Generally the simplest scenario is if one side feeds into the other.

fn t_or_not_t<T>() -> (| ~T, T |) {
  return.0 return.1
} 

If you have a function with one or more ~ arguments that returns something, then all of the former can be moved to the return type together with the existing return type by combining them with this par type.
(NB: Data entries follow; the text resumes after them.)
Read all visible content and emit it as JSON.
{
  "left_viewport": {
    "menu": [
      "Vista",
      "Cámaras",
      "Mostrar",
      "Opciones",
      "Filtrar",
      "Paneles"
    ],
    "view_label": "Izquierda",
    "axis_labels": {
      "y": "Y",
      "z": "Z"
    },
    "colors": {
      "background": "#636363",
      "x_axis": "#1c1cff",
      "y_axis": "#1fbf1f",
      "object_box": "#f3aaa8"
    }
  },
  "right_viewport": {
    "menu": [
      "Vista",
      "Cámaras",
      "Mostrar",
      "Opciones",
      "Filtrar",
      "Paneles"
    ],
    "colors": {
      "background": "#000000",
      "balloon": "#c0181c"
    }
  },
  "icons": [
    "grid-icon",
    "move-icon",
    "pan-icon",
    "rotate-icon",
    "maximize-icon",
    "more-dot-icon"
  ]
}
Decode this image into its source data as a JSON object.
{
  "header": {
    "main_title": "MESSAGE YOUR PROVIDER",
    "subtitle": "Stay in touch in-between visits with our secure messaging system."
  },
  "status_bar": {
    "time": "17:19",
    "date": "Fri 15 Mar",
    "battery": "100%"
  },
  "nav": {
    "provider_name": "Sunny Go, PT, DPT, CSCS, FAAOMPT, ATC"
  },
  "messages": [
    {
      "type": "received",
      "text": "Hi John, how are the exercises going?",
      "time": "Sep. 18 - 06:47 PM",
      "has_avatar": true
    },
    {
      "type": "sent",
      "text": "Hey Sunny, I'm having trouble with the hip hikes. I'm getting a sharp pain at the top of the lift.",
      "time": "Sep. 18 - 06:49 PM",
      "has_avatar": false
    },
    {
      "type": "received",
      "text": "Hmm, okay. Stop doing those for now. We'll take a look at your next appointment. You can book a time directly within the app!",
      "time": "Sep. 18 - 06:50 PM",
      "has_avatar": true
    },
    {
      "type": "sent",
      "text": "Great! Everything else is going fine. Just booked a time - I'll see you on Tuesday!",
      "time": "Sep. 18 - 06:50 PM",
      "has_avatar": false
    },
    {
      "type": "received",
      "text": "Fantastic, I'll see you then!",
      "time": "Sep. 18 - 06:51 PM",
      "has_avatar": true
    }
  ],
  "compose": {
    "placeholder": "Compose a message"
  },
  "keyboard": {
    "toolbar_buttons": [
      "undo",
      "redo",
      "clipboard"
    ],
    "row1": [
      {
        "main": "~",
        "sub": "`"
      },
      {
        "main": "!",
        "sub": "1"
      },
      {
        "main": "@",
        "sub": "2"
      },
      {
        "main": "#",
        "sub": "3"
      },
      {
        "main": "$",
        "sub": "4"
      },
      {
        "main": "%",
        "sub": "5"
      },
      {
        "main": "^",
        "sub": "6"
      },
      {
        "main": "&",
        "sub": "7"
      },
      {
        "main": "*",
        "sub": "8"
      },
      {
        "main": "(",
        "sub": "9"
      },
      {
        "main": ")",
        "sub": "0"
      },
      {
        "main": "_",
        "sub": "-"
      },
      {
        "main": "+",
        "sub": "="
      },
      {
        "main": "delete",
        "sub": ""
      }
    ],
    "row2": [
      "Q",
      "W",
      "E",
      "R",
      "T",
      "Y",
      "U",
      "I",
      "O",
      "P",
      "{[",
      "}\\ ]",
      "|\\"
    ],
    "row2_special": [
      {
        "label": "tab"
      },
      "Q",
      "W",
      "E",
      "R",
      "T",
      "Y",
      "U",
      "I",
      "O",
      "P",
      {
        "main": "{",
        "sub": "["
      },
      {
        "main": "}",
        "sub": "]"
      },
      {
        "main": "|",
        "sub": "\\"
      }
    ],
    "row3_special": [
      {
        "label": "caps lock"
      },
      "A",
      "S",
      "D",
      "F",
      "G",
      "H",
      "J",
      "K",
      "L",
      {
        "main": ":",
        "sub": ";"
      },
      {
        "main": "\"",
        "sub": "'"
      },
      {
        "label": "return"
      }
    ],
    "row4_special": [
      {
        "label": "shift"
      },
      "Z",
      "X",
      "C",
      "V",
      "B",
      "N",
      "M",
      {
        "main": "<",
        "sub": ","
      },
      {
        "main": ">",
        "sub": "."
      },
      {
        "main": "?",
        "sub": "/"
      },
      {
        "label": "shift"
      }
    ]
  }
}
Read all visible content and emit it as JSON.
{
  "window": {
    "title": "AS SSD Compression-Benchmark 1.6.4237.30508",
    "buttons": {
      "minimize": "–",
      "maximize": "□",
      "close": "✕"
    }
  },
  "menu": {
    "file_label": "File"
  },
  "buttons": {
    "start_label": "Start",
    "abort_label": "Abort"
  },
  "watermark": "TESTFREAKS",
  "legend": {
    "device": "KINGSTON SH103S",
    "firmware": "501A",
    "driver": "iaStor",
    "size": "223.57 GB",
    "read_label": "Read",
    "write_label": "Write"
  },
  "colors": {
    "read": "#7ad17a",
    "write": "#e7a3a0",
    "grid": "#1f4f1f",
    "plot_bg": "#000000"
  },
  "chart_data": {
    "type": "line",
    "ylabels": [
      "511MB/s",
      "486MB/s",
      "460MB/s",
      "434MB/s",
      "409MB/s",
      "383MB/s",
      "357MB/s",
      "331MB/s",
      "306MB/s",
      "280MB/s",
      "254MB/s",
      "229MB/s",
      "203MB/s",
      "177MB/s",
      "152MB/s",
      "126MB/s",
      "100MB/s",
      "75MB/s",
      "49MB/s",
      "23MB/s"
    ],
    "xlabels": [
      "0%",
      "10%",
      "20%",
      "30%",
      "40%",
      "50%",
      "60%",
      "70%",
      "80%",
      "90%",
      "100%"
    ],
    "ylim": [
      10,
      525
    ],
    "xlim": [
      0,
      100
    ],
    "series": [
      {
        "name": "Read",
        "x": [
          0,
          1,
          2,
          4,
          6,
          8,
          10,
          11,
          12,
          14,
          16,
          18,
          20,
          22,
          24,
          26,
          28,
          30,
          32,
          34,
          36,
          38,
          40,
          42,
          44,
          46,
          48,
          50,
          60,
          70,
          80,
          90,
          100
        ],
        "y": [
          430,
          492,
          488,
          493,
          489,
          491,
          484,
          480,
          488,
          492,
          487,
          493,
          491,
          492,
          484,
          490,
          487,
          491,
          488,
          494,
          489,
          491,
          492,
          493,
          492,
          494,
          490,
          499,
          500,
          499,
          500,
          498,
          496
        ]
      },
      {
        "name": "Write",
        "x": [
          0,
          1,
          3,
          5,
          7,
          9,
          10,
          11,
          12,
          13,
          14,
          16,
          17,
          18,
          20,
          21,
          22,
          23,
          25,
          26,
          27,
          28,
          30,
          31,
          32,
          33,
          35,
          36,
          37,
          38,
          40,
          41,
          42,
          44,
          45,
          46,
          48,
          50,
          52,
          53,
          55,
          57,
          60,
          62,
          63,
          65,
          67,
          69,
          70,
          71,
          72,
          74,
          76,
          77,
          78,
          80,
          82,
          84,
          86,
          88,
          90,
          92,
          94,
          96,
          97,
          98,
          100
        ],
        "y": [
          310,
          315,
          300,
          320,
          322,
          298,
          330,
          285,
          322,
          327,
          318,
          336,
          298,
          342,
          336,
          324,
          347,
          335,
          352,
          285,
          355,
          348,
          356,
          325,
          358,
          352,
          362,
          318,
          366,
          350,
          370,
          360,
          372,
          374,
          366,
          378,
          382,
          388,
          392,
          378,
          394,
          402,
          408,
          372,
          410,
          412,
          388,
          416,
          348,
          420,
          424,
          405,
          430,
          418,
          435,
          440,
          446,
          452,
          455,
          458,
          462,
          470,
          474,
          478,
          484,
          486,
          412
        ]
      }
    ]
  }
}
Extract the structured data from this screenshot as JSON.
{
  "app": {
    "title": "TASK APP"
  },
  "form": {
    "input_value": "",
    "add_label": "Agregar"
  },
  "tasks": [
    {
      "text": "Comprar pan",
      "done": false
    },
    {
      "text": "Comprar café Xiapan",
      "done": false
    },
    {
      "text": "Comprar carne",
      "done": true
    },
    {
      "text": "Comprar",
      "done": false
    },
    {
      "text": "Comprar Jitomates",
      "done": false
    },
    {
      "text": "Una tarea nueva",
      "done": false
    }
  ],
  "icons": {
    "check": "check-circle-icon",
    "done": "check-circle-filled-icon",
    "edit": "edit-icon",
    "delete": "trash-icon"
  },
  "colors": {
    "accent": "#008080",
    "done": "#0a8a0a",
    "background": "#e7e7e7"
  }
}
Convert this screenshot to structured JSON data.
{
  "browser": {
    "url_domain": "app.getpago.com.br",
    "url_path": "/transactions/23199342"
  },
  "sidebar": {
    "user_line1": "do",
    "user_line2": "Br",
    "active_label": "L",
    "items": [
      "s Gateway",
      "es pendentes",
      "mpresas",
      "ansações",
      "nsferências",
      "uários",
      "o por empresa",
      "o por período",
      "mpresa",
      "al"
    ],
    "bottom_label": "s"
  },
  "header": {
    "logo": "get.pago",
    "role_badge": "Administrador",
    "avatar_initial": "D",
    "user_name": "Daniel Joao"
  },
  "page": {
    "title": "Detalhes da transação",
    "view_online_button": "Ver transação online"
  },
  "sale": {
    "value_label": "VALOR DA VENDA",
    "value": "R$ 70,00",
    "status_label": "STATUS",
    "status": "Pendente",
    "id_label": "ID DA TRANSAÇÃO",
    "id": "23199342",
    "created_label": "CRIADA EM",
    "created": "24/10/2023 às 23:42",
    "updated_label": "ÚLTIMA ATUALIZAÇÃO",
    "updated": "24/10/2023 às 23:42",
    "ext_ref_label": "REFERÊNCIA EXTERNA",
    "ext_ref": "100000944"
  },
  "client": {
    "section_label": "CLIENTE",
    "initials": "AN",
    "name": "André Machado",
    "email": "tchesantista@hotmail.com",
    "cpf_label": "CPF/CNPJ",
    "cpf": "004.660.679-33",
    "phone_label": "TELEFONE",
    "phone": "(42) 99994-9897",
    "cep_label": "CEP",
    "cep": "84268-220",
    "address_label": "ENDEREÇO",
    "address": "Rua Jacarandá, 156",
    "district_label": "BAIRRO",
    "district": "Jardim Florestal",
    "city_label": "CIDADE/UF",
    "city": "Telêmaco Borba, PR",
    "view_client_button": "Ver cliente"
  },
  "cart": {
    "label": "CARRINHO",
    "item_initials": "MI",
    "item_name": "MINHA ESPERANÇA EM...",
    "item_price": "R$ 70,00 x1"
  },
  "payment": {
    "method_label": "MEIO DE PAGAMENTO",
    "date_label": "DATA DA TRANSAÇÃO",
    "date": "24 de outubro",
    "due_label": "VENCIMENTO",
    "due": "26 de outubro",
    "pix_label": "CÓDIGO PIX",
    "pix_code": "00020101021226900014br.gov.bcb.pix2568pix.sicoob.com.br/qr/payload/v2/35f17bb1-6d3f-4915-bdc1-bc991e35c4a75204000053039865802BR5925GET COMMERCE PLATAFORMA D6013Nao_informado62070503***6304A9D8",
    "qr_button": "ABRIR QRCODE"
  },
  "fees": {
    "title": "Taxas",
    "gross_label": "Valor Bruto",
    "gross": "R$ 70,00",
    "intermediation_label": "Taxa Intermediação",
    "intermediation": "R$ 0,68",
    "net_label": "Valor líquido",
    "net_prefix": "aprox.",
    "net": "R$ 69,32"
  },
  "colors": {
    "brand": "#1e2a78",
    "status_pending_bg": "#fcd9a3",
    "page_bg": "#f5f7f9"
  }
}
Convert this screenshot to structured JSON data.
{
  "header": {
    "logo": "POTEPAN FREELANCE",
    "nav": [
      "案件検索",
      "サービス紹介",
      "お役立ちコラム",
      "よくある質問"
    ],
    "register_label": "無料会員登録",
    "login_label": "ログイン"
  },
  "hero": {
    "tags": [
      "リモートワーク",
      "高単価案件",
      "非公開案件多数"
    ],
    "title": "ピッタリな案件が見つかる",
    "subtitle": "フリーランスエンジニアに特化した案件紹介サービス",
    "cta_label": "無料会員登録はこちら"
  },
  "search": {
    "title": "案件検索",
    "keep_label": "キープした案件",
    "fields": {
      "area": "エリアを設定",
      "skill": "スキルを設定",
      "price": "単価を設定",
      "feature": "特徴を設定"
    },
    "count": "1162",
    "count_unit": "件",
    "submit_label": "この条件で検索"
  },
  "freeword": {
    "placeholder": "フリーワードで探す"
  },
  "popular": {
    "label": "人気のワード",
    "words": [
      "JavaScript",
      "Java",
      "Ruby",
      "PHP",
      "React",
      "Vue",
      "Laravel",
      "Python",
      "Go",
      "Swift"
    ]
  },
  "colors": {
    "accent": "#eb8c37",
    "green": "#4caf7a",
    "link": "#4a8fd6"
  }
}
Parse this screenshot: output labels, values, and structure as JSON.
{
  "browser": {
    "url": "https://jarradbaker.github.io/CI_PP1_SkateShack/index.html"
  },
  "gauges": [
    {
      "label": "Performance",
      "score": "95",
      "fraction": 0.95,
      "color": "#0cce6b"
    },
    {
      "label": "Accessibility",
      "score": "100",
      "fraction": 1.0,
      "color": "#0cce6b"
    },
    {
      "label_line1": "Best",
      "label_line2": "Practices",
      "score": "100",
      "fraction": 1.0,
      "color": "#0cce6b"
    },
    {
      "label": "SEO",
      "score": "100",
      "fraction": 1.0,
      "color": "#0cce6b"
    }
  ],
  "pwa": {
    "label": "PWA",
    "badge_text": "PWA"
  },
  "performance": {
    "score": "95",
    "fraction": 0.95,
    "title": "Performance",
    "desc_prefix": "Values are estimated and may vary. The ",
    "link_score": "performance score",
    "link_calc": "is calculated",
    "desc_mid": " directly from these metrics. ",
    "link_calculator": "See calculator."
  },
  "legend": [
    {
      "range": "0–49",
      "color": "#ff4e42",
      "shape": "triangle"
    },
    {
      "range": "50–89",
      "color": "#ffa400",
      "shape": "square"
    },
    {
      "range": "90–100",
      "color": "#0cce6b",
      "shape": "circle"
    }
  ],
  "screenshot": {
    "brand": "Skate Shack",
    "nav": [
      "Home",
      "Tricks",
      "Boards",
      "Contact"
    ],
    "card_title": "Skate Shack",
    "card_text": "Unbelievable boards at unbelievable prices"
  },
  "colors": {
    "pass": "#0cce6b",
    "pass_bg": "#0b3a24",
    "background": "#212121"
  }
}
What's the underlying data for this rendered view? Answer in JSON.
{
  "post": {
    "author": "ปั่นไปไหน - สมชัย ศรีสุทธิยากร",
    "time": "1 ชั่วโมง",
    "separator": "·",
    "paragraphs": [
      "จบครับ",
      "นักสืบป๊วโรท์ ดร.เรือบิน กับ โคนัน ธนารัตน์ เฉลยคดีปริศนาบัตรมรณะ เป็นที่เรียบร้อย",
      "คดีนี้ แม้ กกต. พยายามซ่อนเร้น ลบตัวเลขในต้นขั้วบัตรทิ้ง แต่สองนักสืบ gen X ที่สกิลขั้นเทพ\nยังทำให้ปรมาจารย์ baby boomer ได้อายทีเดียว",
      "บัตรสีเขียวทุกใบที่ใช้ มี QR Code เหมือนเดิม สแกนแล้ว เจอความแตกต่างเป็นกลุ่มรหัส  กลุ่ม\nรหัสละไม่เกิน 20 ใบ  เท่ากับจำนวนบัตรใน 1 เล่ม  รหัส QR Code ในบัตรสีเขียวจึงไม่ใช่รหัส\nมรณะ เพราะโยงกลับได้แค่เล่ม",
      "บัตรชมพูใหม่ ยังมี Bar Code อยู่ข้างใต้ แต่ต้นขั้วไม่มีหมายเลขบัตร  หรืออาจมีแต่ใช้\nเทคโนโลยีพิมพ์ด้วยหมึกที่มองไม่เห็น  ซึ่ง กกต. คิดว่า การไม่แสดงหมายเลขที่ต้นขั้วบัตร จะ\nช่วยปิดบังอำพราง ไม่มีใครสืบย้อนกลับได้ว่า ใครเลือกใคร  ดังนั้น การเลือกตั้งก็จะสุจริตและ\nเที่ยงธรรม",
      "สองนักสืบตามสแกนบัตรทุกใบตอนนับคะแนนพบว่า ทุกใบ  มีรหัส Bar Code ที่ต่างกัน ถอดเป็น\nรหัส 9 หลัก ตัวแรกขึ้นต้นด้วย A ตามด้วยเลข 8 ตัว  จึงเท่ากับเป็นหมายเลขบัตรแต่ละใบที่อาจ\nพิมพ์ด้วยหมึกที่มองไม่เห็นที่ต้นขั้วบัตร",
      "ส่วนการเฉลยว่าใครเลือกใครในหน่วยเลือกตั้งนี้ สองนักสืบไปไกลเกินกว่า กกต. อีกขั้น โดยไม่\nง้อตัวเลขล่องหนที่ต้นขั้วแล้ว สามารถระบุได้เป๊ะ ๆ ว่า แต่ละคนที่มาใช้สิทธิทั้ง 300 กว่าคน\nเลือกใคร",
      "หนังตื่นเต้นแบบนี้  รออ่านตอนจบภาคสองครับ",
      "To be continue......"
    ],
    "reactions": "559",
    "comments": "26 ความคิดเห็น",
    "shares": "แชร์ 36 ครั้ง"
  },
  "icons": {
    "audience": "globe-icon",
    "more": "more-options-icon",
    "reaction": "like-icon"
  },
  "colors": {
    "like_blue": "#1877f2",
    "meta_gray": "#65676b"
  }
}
Beyond these, the only way to end up with a par type seems to be to have been given one. The use of a par value is extremely restricted. You must pattern match into (| a0, a1, ..., an |) and then the result must also be a coroutine. The key idea is that environments split when using par. Only in this situation, you can use (| e0, ..., en |) syntax to form a new coroutine, but each variable you matched must be used in exactly one branch of the new coroutine. There is no option to forget a variable either, with one exception - a (|) can be forgotten, if say the coroutine previously returned on that branch. In fact, this mechanism is the only way to get rid of a coroutine type - matching only a single value from a coroutine type allows you to use that value normally, and matching nothing is considered the same as having a single (|). Other resources in the environment can also be used, but unless they are Copy, each one can also only be used in at most one branch.

fn coroutine_transform_example(c: (| i32, i32 |)) -> (| i32, i32 |) {
  let (a, b) = c;
  (| a + 1, b + 2 |)
}

fn id_coroutine_example(t: T) -> T {
   let (| cont, value |) = t_or_not_t<T>();
   let (| _, value) = (|
   {
     cont(t)
   },
   {
     value
   }
   |);
   value
}

fn multi_return_example() -> (| (i32, (|)), (i32, (|)), i32 |) {
  return.0 (0, return.1 (1, return.2 2))
}

Implementation-wise, a coroutine is just a non-returning function with multiple negated arguments.